Purbaya dan Etika Fiskal: Ketika Integritas Menolak Berkompromi
Oleh Mohsen Hasan A, Pemerhati Sosial, Politik, Budaya & Isu Global - Dewan Pakar DPP Partai NasDem

DALAM suasana politik ekonomi yang sering diwarnai kepentingan kelompok dan proyek-proyek elitis, langkah tegas Menteri Keuangan Purbaya Yudhi Sadewa menolak penggunaan APBN untuk proyek Family Office di Bali menjadi sinyal moral yang langka bahkan menyejukkan.
Kalimat singkatnya, “Kalau DEN bisa bangun sendiri, ya bangun aja sendiri. Saya anggarannya enggak akan alihkan ke sana,” terdengar sederhana, namun di baliknya terkandung makna besar tentang kedaulatan fiskal dan integritas pejabat publik.
Sudah menjadi rahasia umum, dalam tata kelola ekonomi kita, garis batas antara proyek publik dan kepentingan privat sering kali kabur. Banyak proyek megah dibungkus dengan istilah pembangunan atau investasi strategis, padahal berorientasi pada akumulasi keuntungan kelompok tertentu.
Sikap Purbaya adalah bentuk penegasan bahwa anggaran negara bukanlah dompet oligarki. APBN adalah kontrak sosial antara pemerintah dan rakyat, bukan sumber dana bagi proyek yang tidak memiliki urgensi publik.
Dengan menolak pembiayaan proyek Family Office, Purbaya bukan sekadar menjaga keuangan negara, tapi juga mempertahankan martabat kebijakan fiskal dari intervensi politik dan bisnis.
Dalam iklim pembangunan yang sering kali berorientasi pada citra dan kecepatan proyek, pejabat yang menolak berkompromi sering dipandang menghambat “kemajuan”. Namun, kemajuan tanpa arah moral justru menjerumuskan.
Sejarah membuktikan: banyak negara jatuh dalam krisis bukan karena kekurangan dana, melainkan karena abainya etika pengelolaan anggaran.
Purbaya sadar bahwa setiap rupiah APBN adalah darah rakyat. Di tengah kondisi ekonomi yang belum pulih sempurna, beban utang meningkat, dan tekanan fiskal makin berat, menolak proyek non-prioritas adalah bentuk tanggung jawab, bukan perlawanan.
Itulah perbedaan antara pejabat yang mengelola negara dengan nurani dan pejabat yang mengelola negara dengan gengsi.

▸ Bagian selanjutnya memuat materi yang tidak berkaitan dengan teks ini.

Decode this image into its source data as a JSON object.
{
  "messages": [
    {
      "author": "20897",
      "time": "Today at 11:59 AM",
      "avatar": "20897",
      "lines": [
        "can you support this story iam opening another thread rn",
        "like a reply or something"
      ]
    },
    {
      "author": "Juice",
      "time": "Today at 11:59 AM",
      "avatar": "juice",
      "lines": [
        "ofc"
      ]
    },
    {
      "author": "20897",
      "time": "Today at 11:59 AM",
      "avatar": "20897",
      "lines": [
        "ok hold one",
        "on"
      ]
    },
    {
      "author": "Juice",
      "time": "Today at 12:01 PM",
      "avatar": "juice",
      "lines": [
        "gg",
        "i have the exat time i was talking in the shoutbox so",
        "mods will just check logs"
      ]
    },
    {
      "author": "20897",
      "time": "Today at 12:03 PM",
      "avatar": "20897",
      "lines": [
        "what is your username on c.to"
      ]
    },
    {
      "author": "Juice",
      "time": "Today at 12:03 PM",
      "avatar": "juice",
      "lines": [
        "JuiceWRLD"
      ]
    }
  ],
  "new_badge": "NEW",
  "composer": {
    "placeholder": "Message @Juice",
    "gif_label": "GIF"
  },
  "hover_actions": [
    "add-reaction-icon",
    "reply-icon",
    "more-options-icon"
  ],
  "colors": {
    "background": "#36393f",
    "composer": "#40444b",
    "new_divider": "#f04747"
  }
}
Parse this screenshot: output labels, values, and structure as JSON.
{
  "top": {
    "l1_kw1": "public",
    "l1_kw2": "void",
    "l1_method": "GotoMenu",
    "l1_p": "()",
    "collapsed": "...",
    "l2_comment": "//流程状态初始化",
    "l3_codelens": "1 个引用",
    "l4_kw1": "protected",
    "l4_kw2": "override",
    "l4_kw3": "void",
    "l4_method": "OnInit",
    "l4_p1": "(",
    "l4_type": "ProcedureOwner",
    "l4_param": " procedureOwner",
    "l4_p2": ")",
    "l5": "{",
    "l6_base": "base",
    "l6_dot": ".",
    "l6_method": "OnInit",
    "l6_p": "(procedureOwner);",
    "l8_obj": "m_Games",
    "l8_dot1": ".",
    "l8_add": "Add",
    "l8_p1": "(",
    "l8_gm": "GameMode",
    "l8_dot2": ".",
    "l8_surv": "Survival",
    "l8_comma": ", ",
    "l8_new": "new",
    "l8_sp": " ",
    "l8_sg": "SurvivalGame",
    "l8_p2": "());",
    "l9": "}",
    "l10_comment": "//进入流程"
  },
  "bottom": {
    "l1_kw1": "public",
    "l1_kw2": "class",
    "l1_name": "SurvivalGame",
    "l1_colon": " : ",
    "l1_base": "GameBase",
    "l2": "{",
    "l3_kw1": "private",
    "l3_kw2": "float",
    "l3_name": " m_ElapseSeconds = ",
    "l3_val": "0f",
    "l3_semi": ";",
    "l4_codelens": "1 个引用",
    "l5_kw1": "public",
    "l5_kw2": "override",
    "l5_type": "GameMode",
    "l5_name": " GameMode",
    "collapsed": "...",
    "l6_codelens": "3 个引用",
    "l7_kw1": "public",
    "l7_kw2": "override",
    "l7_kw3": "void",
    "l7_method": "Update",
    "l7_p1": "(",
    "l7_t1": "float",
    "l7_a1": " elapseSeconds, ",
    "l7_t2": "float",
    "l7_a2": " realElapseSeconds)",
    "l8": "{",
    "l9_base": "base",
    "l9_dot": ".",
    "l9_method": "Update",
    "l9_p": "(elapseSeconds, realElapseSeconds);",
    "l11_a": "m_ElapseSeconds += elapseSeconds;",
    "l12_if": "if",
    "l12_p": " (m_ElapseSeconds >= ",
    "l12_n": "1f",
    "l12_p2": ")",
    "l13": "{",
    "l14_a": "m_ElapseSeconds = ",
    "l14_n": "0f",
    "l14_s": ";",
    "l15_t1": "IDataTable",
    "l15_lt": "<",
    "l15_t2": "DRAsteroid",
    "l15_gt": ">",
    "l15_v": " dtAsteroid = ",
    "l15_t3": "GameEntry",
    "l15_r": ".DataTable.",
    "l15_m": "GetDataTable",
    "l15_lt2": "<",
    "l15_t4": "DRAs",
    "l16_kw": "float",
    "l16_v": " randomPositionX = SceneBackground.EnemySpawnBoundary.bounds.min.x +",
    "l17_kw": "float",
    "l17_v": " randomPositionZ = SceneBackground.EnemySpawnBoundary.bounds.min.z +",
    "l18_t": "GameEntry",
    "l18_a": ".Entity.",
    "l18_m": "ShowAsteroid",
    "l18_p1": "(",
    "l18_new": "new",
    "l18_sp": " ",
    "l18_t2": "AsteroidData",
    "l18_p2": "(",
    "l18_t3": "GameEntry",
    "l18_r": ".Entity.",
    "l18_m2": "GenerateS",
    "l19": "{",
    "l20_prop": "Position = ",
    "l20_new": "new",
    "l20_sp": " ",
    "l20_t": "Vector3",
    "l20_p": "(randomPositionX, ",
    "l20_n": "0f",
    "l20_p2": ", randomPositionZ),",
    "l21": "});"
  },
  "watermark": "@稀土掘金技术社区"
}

Sikap Purbaya juga membawa implikasi politik yang signifikan. Dalam konteks pemerintahan yang sering diwarnai figur-figur kuat dan dominasi pengaruh personal, menolak gagasan tokoh besar seperti Luhut Binsar Pandjaitan bukan keputusan ringan. Namun, di situlah nilai kepemimpinan sejati diuji keberanian untuk berkata tidak terhadap hal yang salah, meski dihadapkan pada risiko politik.
Tindakan ini menjadi contoh nyata bagi birokrat dan pejabat publik bahwa loyalitas sejati bukan kepada individu, tetapi kepada prinsip dan amanah jabatan. Purbaya, dengan tenang namun tegas, menunjukkan bahwa integritas fiskal tidak boleh dinegosiasikan, bahkan oleh kekuatan politik sekuat apa pun.
Kita membutuhkan lebih banyak pejabat seperti Purbaya yang tidak tergoda untuk memoles citra melalui proyek megah, tetapi memilih menjaga marwah negara dengan ketegasan.
Sebab keberhasilan pemerintahan bukan diukur dari banyaknya proyek, melainkan dari bersihnya hati dan rasionalitas dalam mengelola uang rakyat.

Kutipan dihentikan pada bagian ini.